Secondly, we find the training load. The linear encoder allows us to adjust the training load on a daily basis. We know that there are differences in the estimation of 1 RM per day. It has happened to all of us that there are days in the gym when we have “more strength” and other days when we have less. This depends on factors such as rest, nutrition, emotional well-being or muscular ailment.
That is why monitoring the RM of each day is important. However, we leave you a link to Iker’s video so that you can go deeper into this topic since he talks about the training zones which allow you not to have to create a load-velocity profile for each athlete.
Last but not least, is fatigue control. Vitruve’s linear encoder allows us to control fatigue and avoid the risk of injury. A fatigued athlete is an athlete at risk. Thanks to velocity-based training we can know if my athlete is fatigued or not and I can control the training load. Let’s not forget that this tool also measures other parameters such as range of motion, power or 1RM estimation.

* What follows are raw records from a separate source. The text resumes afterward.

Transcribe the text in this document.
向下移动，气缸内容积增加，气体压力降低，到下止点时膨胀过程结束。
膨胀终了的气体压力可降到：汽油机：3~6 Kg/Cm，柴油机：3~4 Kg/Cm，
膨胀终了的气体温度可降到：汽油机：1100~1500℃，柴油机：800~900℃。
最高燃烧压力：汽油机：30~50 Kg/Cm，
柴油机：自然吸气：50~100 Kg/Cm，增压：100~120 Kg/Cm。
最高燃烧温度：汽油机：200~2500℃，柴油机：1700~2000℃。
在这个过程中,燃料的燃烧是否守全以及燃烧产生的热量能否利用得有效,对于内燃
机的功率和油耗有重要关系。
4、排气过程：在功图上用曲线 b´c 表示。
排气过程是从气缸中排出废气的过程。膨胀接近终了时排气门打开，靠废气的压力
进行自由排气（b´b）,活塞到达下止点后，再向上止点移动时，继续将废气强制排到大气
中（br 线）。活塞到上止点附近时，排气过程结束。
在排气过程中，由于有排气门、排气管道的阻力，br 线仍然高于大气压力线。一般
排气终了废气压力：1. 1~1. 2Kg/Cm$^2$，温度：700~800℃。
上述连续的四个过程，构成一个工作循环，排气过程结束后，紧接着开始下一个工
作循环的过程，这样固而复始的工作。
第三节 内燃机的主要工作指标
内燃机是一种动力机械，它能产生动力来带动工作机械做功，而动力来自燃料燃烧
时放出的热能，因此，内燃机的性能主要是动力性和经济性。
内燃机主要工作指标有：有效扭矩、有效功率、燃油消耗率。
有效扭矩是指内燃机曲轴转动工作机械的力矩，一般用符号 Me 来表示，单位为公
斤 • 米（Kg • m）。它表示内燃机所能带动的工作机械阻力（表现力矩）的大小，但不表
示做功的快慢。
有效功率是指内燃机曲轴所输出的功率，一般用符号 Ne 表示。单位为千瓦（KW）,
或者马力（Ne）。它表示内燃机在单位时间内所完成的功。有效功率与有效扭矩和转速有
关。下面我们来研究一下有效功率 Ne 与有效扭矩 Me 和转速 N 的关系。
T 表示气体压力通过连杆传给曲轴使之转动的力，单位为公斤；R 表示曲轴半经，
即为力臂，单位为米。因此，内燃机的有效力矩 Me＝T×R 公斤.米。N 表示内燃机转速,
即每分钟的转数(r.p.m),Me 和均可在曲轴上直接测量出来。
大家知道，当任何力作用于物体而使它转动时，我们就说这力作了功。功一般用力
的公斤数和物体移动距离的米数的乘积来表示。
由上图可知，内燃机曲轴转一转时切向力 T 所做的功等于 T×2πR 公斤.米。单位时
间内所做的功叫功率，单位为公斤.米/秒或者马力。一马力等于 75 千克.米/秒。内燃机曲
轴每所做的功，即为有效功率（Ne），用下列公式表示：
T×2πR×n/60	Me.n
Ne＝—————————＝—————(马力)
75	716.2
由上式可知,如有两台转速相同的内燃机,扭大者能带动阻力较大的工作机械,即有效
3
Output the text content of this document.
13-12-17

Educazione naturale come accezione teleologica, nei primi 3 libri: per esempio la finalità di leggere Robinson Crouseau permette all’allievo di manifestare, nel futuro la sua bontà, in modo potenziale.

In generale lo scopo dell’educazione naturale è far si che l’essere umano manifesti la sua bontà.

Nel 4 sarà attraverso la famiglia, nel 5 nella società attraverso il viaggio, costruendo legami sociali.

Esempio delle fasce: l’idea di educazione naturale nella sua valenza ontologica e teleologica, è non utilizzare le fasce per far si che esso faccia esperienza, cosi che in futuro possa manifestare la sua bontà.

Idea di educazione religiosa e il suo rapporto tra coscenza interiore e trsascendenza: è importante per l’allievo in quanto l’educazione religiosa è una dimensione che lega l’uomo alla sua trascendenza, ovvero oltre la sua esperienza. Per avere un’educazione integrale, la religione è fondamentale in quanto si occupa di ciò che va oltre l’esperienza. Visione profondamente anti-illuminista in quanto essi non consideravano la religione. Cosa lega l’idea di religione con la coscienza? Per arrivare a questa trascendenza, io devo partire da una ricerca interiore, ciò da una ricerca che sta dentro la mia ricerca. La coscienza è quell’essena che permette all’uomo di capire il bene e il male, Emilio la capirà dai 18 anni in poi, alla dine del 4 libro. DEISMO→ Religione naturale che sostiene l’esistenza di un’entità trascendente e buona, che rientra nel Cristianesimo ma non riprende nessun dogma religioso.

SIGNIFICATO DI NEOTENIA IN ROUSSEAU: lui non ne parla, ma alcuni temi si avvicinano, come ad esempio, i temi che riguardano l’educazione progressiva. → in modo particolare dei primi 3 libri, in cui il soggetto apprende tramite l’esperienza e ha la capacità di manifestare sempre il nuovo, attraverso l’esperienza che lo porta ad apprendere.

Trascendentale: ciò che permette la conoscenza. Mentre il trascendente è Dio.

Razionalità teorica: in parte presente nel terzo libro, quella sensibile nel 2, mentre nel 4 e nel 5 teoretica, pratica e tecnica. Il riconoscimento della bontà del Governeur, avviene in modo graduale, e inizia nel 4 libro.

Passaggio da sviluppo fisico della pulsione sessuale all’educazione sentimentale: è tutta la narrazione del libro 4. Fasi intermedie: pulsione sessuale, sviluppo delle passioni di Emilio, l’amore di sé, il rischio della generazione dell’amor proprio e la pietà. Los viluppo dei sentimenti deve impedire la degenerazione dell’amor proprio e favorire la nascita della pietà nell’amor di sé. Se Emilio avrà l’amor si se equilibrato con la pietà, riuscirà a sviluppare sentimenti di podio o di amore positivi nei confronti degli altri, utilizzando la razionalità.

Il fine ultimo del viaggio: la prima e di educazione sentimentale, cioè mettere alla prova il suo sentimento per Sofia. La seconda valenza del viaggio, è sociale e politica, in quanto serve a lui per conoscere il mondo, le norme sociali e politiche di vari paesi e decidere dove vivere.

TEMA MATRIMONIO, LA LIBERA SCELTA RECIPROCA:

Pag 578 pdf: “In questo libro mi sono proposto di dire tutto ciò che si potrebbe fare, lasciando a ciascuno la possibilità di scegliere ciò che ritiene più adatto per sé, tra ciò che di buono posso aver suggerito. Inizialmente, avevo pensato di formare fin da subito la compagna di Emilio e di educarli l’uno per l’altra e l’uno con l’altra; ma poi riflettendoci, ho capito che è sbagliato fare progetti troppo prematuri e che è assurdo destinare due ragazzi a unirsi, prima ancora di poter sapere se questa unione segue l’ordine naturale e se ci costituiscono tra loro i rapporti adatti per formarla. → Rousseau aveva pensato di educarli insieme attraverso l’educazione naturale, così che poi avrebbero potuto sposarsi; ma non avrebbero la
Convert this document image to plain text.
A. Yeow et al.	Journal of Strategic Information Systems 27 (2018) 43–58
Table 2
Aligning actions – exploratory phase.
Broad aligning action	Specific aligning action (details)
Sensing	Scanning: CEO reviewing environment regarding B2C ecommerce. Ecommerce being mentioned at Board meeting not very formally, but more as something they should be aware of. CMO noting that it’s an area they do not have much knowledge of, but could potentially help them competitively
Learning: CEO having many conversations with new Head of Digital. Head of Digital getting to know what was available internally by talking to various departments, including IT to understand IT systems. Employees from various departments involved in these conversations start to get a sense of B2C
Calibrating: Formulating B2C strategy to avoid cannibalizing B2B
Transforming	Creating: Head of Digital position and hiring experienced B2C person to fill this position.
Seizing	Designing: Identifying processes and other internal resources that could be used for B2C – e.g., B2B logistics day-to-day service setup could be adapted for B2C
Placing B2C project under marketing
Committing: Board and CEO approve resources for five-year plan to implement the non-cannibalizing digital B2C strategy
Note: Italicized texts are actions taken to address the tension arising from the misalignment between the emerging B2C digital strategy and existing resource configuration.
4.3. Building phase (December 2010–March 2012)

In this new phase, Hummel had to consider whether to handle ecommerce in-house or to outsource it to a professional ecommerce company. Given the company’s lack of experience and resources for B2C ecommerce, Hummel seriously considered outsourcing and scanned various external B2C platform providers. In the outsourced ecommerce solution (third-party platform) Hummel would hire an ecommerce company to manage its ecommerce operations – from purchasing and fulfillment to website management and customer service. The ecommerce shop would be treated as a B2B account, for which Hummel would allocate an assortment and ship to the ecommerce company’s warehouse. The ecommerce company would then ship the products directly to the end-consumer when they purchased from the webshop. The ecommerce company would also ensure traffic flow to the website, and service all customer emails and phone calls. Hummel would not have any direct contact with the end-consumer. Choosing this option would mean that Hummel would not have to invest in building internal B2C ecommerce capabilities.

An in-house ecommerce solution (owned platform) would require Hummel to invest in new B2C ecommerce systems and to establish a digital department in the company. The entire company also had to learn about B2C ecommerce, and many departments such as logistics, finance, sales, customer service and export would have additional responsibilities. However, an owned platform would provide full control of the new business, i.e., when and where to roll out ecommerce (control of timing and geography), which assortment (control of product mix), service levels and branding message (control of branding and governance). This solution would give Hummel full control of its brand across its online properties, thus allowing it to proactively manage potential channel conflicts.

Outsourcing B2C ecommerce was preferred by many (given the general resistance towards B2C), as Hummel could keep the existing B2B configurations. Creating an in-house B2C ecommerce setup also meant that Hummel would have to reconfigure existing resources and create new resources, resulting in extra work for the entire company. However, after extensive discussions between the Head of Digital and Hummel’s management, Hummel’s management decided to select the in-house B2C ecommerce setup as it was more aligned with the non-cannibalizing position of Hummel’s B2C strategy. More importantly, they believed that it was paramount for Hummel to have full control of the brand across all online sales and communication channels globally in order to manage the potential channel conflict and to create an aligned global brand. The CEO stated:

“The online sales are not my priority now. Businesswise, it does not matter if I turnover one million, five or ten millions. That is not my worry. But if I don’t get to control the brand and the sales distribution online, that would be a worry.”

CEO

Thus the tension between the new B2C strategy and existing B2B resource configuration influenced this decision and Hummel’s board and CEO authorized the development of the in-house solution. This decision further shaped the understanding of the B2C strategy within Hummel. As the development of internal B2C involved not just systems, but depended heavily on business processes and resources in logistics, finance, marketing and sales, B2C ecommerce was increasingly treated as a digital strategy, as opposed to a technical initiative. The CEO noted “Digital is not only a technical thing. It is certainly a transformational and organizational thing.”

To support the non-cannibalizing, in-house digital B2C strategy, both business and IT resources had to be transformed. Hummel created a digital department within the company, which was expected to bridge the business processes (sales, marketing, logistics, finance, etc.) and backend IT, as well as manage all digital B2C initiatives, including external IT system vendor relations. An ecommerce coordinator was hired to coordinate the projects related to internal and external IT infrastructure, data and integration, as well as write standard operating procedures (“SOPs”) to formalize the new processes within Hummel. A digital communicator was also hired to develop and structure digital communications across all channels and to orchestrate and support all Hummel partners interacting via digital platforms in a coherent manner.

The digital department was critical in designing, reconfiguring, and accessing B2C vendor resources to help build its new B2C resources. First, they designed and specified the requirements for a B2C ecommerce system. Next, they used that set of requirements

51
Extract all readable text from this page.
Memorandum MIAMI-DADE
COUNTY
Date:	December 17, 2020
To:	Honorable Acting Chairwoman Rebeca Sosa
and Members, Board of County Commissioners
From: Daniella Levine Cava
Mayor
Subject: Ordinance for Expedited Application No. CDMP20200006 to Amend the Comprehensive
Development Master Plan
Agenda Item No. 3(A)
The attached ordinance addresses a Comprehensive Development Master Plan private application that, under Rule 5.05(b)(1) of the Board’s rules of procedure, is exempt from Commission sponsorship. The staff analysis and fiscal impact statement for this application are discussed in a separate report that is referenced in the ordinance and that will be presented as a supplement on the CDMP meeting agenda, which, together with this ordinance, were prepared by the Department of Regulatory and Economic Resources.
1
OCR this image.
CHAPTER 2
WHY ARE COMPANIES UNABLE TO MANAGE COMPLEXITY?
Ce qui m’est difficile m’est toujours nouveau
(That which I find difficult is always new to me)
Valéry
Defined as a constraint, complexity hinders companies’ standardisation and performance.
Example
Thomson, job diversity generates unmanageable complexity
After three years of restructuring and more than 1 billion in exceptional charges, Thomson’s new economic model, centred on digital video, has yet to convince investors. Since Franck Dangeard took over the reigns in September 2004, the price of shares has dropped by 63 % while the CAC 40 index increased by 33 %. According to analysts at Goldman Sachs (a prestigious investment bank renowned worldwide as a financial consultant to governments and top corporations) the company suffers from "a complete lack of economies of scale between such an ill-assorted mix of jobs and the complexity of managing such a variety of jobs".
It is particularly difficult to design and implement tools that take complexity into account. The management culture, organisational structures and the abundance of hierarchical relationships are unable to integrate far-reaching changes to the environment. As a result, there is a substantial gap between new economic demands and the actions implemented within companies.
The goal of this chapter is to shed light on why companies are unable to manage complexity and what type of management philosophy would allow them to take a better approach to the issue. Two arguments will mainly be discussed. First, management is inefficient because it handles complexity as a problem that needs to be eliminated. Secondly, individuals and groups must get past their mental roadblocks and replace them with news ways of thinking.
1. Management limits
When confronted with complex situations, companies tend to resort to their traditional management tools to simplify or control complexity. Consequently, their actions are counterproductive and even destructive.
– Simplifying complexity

By way of conclusion, we will review the most important points of this post and we will recommend again the viewing of our YouTube videos. For that, do not hesitate to follow the account Vitruvefit and catch up on all the content related to the VBT and its application.
Remember that in this article we wanted to give a basic guide to create your load-velocity profile. This profile offers us a predictive line, with a mathematical formula, of the velocity at which you should move one weight or another. This line allows us to know the strengths and weaknesses of each athlete and allows us to monitor and objectify the improvements of our athletes. In order to make a good load-velocity profile you must:
- Select the corresponding window in your application.
- Click on the exercise you want to measure.
- Use the “VBT CAM” or “CONTINUE WITH ENCODER”.
- Enter the four records requested by the application as mentioned above.
- Save your load-velocity profile.
This data improves the quality of your workouts and allows you to monitor the improvement of your athletes. It is a highly recommended tool if you want to offer good results to your athletes.